D’un autre côté, la corruption – qui situait l’Irak à la fin 2015 à la 161ème place sur un total de 167 pays analysés par Transparency International – constitue un mal endémique d’un tel niveau qu’à lui seul il a réussi à unir des acteurs très divers pour harceler Al- Abadi. Parmi eux, on remarque Moqtada al-Sadr, puissant leader religieux et politique, capable de défier le gouvernement avec une campagne populaire qui tout au long de l’année, a réussi à réunir des Irakiens de très diverses origines ethniques et religieuses (bien que le composant arabe chiite soit prédominant dans son mouvement). Avec sa décision d’organiser des sit-in de ses sympathisants en pleine Zone Verte (quartier gouvernemental fortifié de Bagdad), il a sérieusement affaibli Al Abadi et son gouvernement, en réclamant la démission de différents ministres, la suppression de la figure des trois vice-présidents qui existaient jusqu’ici (la Cour Suprême a révoqué le 10 octobre la décision d’Al Abadi de les supprimer, alors qu’il avait cédé aux pressions d’Al Sadr) et la conformation d’un nouveau cabinet ministériel avec seulement 22 portefeuilles, au lieu des 33 qui existaient auparavant.
Défi politique pressant à Bagdad et Erbil
De plus, Al Sadr a su reformuler sa stratégie politique, comme le démontre la rencontre qui a eu lieu à Nadjaf le 18 octobre avec d’autres leaders chiites significatifs, pour tenter d’unir leurs forces au vu des élections municipales de l’année prochaine et des élections parlementaires prévues initialement pour 2018. Conscient du fait que son pouvoir actuel ne lui suffit pas encore pour s’imposer à d’autres dirigeants tels que Nouri al Maliki (actuellement agrippé à son poste de vice-président) ou Ammar al Hakim (récemment nommé leader de la coalition Alliance nationale, qui inclut Al Sadr lui-même et Al Maliki), le leader chiite, aussi populaire que controversé, prétend être reconnu, avec l’appui significatif de Téhéran, au moins comme une figure incontournable pour la conformation de nouvelles majorités parlementaires en opposition à un Al Abadi qu’il considère depuis longtemps incapable et sectaire.
Mais même si le gouvernement d’Al Abadi réussissait à gérer de façon adéquate ces nombreux problèmes aigus, il devrait encore freiner les dynamiques de division qui mettent en danger l’existence d’Irak en tant qu’État.
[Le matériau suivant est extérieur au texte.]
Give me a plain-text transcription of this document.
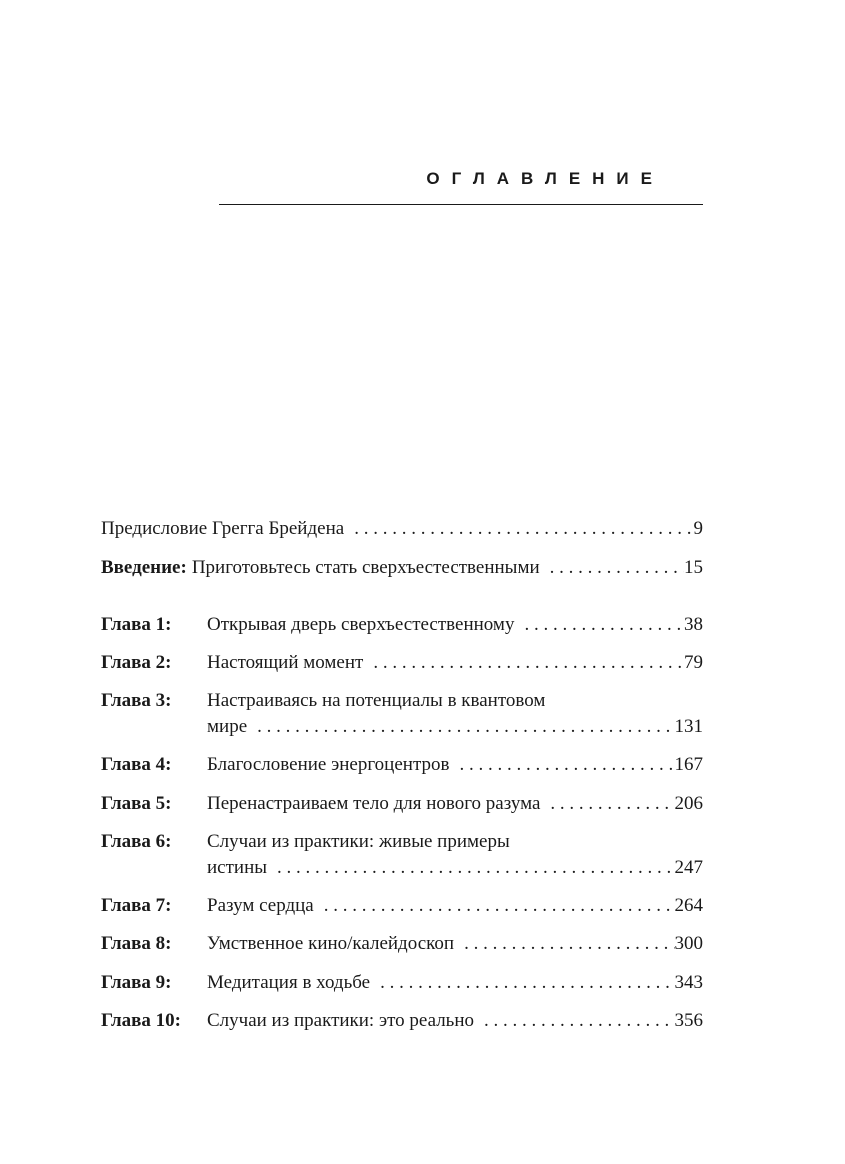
ОГЛАВЛЕНИЕ
Предисловие Грегга Брейдена . . .	9
Введение: Приготовьтесь стать сверхъестественными . . .	15
Глава 1:	Открывая дверь сверхъестественному . . .	38
Глава 2:	Настоящий момент . . .	79
Глава 3:	Настраиваясь на потенциалы в квантовом
мире . . .	131
Глава 4:	Благословение энергоцентров . . .	167
Глава 5:	Перенастраиваем тело для нового разума . . .	206
Глава 6:	Случаи из практики: живые примеры
истины . . .	247
Глава 7:	Разум сердца . . .	264
Глава 8:	Умственное кино/калейдоскоп . . .	300
Глава 9:	Медитация в ходьбе . . .	343
Глава 10:	Случаи из практики: это реально . . .	356
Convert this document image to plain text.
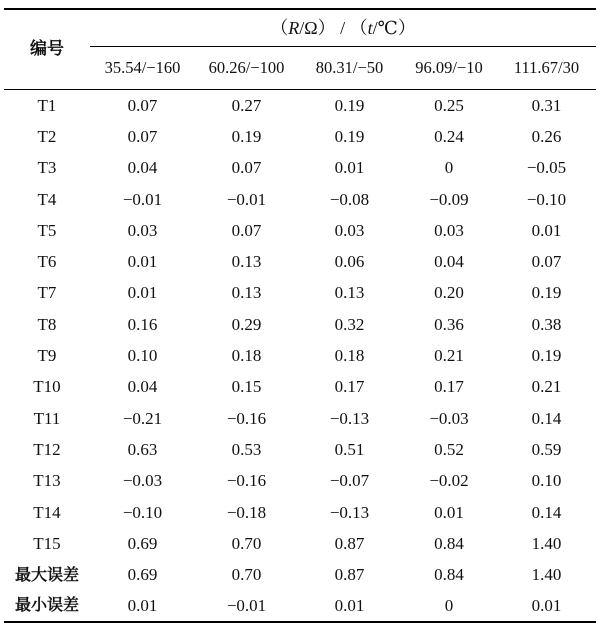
编号	（R/Ω） / （t/℃）				
	35.54/−160	60.26/−100	80.31/−50	96.09/−10	111.67/30
T1	0.07	0.27	0.19	0.25	0.31
T2	0.07	0.19	0.19	0.24	0.26
T3	0.04	0.07	0.01	0	−0.05
T4	−0.01	−0.01	−0.08	−0.09	−0.10
T5	0.03	0.07	0.03	0.03	0.01
T6	0.01	0.13	0.06	0.04	0.07
T7	0.01	0.13	0.13	0.20	0.19
T8	0.16	0.29	0.32	0.36	0.38
T9	0.10	0.18	0.18	0.21	0.19
T10	0.04	0.15	0.17	0.17	0.21
T11	−0.21	−0.16	−0.13	−0.03	0.14
T12	0.63	0.53	0.51	0.52	0.59
T13	−0.03	−0.16	−0.07	−0.02	0.10
T14	−0.10	−0.18	−0.13	0.01	0.14
T15	0.69	0.70	0.87	0.84	1.40
最大误差	0.69	0.70	0.87	0.84	1.40
最小误差	0.01	−0.01	0.01	0	0.01
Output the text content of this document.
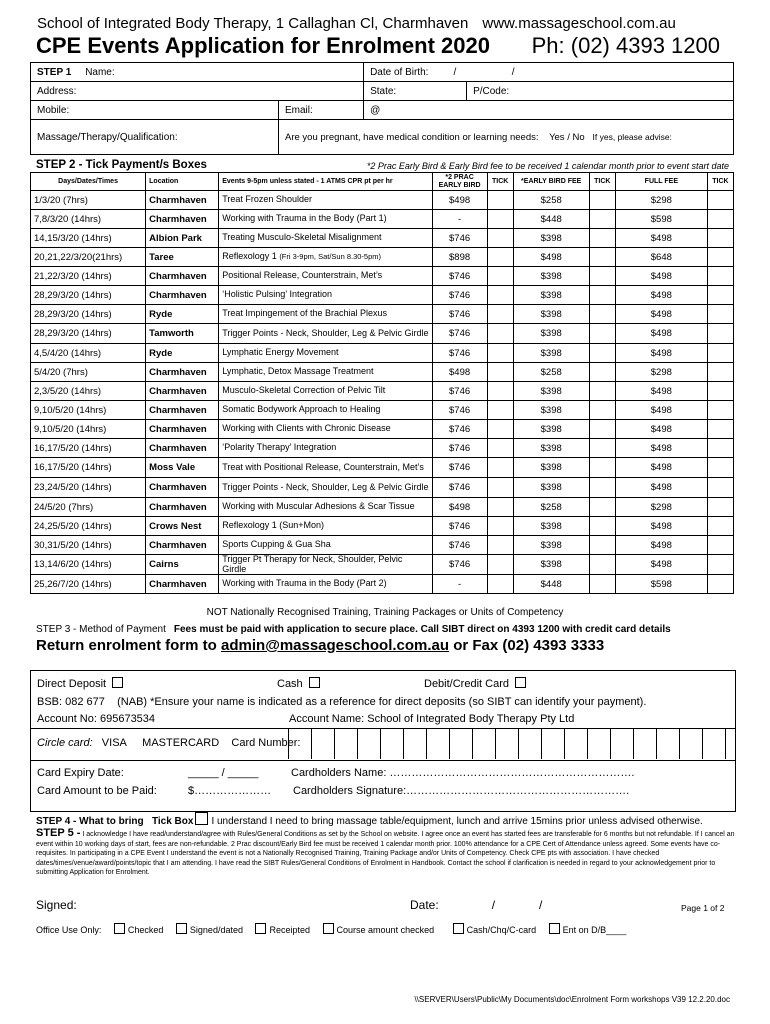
School of Integrated Body Therapy, 1 Callaghan Cl, Charmhaven www.massageschool.com.au
CPE Events Application for Enrolment 2020 Ph: (02) 4393 1200
STEP 1 Name:		Date of Birth: /                    /	
Address:		State:	P/Code:
Mobile:	Email:	@	
Massage/Therapy/Qualification:	Are you pregnant, have medical condition or learning needs: Yes / No If yes, please advise:		
STEP 2 - Tick Payment/s Boxes	*2 Prac Early Bird & Early Bird fee to be received 1 calendar month prior to event start date
Days/Dates/Times	Location	Events 9-5pm unless stated - 1 ATMS CPR pt per hr	*2 PRAC EARLY BIRD	TICK	*EARLY BIRD FEE	TICK	FULL FEE	TICK
1/3/20 (7hrs)	Charmhaven	Treat Frozen Shoulder	$498		$258		$298	
7,8/3/20 (14hrs)	Charmhaven	Working with Trauma in the Body (Part 1)	-		$448		$598	
14,15/3/20 (14hrs)	Albion Park	Treating Musculo-Skeletal Misalignment	$746		$398		$498	
20,21,22/3/20(21hrs)	Taree	Reflexology 1 (Fri 3-9pm, Sat/Sun 8.30-5pm)	$898		$498		$648	
21,22/3/20 (14hrs)	Charmhaven	Positional Release, Counterstrain, Met’s	$746		$398		$498	
28,29/3/20 (14hrs)	Charmhaven	‘Holistic Pulsing’ Integration	$746		$398		$498	
28,29/3/20 (14hrs)	Ryde	Treat Impingement of the Brachial Plexus	$746		$398		$498	
28,29/3/20 (14hrs)	Tamworth	Trigger Points - Neck, Shoulder, Leg & Pelvic Girdle	$746		$398		$498	
4,5/4/20 (14hrs)	Ryde	Lymphatic Energy Movement	$746		$398		$498	
5/4/20 (7hrs)	Charmhaven	Lymphatic, Detox Massage Treatment	$498		$258		$298	
2,3/5/20 (14hrs)	Charmhaven	Musculo-Skeletal Correction of Pelvic Tilt	$746		$398		$498	
9,10/5/20 (14hrs)	Charmhaven	Somatic Bodywork Approach to Healing	$746		$398		$498	
9,10/5/20 (14hrs)	Charmhaven	Working with Clients with Chronic Disease	$746		$398		$498	
16,17/5/20 (14hrs)	Charmhaven	‘Polarity Therapy’ Integration	$746		$398		$498	
16,17/5/20 (14hrs)	Moss Vale	Treat with Positional Release, Counterstrain, Met’s	$746		$398		$498	
23,24/5/20 (14hrs)	Charmhaven	Trigger Points - Neck, Shoulder, Leg & Pelvic Girdle	$746		$398		$498	
24/5/20 (7hrs)	Charmhaven	Working with Muscular Adhesions & Scar Tissue	$498		$258		$298	
24,25/5/20 (14hrs)	Crows Nest	Reflexology 1 (Sun+Mon)	$746		$398		$498	
30,31/5/20 (14hrs)	Charmhaven	Sports Cupping & Gua Sha	$746		$398		$498	
13,14/6/20 (14hrs)	Cairns	Trigger Pt Therapy for Neck, Shoulder, Pelvic Girdle	$746		$398		$498	
25,26/7/20 (14hrs)	Charmhaven	Working with Trauma in the Body (Part 2)	-		$448		$598	
NOT Nationally Recognised Training, Training Packages or Units of Competency
STEP 3 - Method of Payment Fees must be paid with application to secure place. Call SIBT direct on 4393 1200 with credit card details
Return enrolment form to admin@massageschool.com.au or Fax (02) 4393 3333
Direct Deposit	Cash	Debit/Credit Card
BSB: 082 677 (NAB) *Ensure your name is indicated as a reference for direct deposits (so SIBT can identify your payment).
Account No: 695673534	Account Name: School of Integrated Body Therapy Pty Ltd
Circle card: VISA MASTERCARD Card Number:
Card Expiry Date:	_____ / _____	Cardholders Name: ………………………………………………………….
Card Amount to be Paid:	$………………… Cardholders Signature:…………………………………………………….
STEP 4 - What to bring Tick Box I understand I need to bring massage table/equipment, lunch and arrive 15mins prior unless advised otherwise.
STEP 5 - I acknowledge I have read/understand/agree with Rules/General Conditions as set by the School on website. I agree once an event has started fees are transferable for 6 months but not refundable. If I cancel an event within 10 working days of start, fees are non-refundable. 2 Prac discount/Early Bird fee must be received 1 calendar month prior. 100% attendance for a CPE Cert of Attendance unless agreed. Some events have co-requisites. In participating in a CPE Event I understand the event is not a Nationally Recognised Training, Training Package and/or Units of Competency. Check CPE pts with association. I have checked dates/times/venue/award/points/topic that I am attending. I have read the SIBT Rules/General Conditions of Enrolment in Handbook. Contact the school if clarification is needed in regard to your acknowledgement prior to submitting Application for Enrolment.
Signed:	Date:	/	/	Page 1 of 2
Office Use Only:	Checked	Signed/dated	Receipted	Course amount checked	Cash/Chq/C-card	Ent on D/B____
\\SERVER\Users\Public\My Documents\doc\Enrolment Form workshops V39 12.2.20.doc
La fracture la plus notoire est celle que présente le Gouvernement régional du Kurdistan, dirigé par Massoud Barzani, significativement détérioré. Internement, l’émergence du Mouvement Gorran a secoué la scène politique kurde, dans la mesure où ses leaders ont réussi à attirer un important pourcentage de population frustrée économiquement et politiquement des gouvernants qui ne se décident pas à avancer vers l’indépendance (une question que Barzani utilise habituellement comme un épouvantail pour dévier l’attention ou faire peur à Bagdad) et ne s’occupent pas correctement de leurs tâches. Et pour preuve, la succession de grèves et de protestations dans les rues, promues par des secteurs professionnels dont le paiement des salaires est systématiquement ajourné, conséquence d’une situation économique de plus en plus négative face à la chute des prix du pétrole, qui a conduit à l’application de sévères mesures d’austérité depuis février 2016.
C’est ceci qui a facilité un nouvel accord selon lequel Erbil permet à Bagdad de récupérer la gestion directe des exportations de pétrole, qui s’engage en échange à transférer les fonds nécessaires pour, au moins, payer les fonctionnaires dépendant d’Erbil. Des accords similaires à celui atteint en septembre dernier ont déjà été invalidés dans le passé, en raison du non-respect des deux parties, désireuses de profiter de toutes les failles pour exploiter unilatéralement les ressources en dispute (spécialement celles de Kirkouk). Et cela pourrait se répéter, puisque les différences sont déjà bien visibles au sujet du partage des rôles dans la prise de Mossoul et, surtout, au sujet de ce que Bagdad et Erbil prétendent faire a posteriori.
Contamination externe
Finalement, la marge de manoeuvre d’Al Abadi se rétrécit également lorsqu’il s’agit de faire face aux pressions de puissants acteurs extérieurs. D’un côté, dans une tentative de contrecarrer le discours critique d’Al Sadr au sujet de la présence de troupes étrangères dans le pays, le premier ministre est poussé à critiquer Washington à son tour – alors qu’en réalité il s’agit d’un allié externe forcé –, et à prendre des décisions mal reçues par l’administration d’Obama – telles que le lancement de l’opération pour récupérer Falloujah en juin 2016, qui a retardé jusqu’en septembre le début de la phase décisive de l’assaut contre Mossoul. Depuis son accès au pouvoir en 2014, il a épuisé le recours à la culpabilisation de Washington pour imposer un modèle politique de profil nettement clientéliste, en établissant des quotas sectaires qui, effectivement, n’ont fait que nourrir la corruption et l’inefficacité d’un appareil administratif où de nombreux bénéficiaires directs se résistent maintenant à céder leur part du gâteau.
D’un autre côté, il est presque impossible pour Al Abadi de laisser l’Iran hors du jeu. Et cela non seulement parce que sa propre nomination aurait été inimaginable sans l’acceptation de Téhéran – ce qui nous donne une idée du degré d’influence du régime iranien sur son voisin –, mais aussi parce que l’Iran a su construire des liens puissants avec de nombreux acteurs irakiens, dont une bonne partie des leaders kurdes, jusqu’à devenir indispensable pour gérer la situation actuelle et pour entreprendre un quelconque cours possible vers l’avenir du pays. Un avenir qui, de toute évidence, est tout aussi imprévisible qu’inquiétant.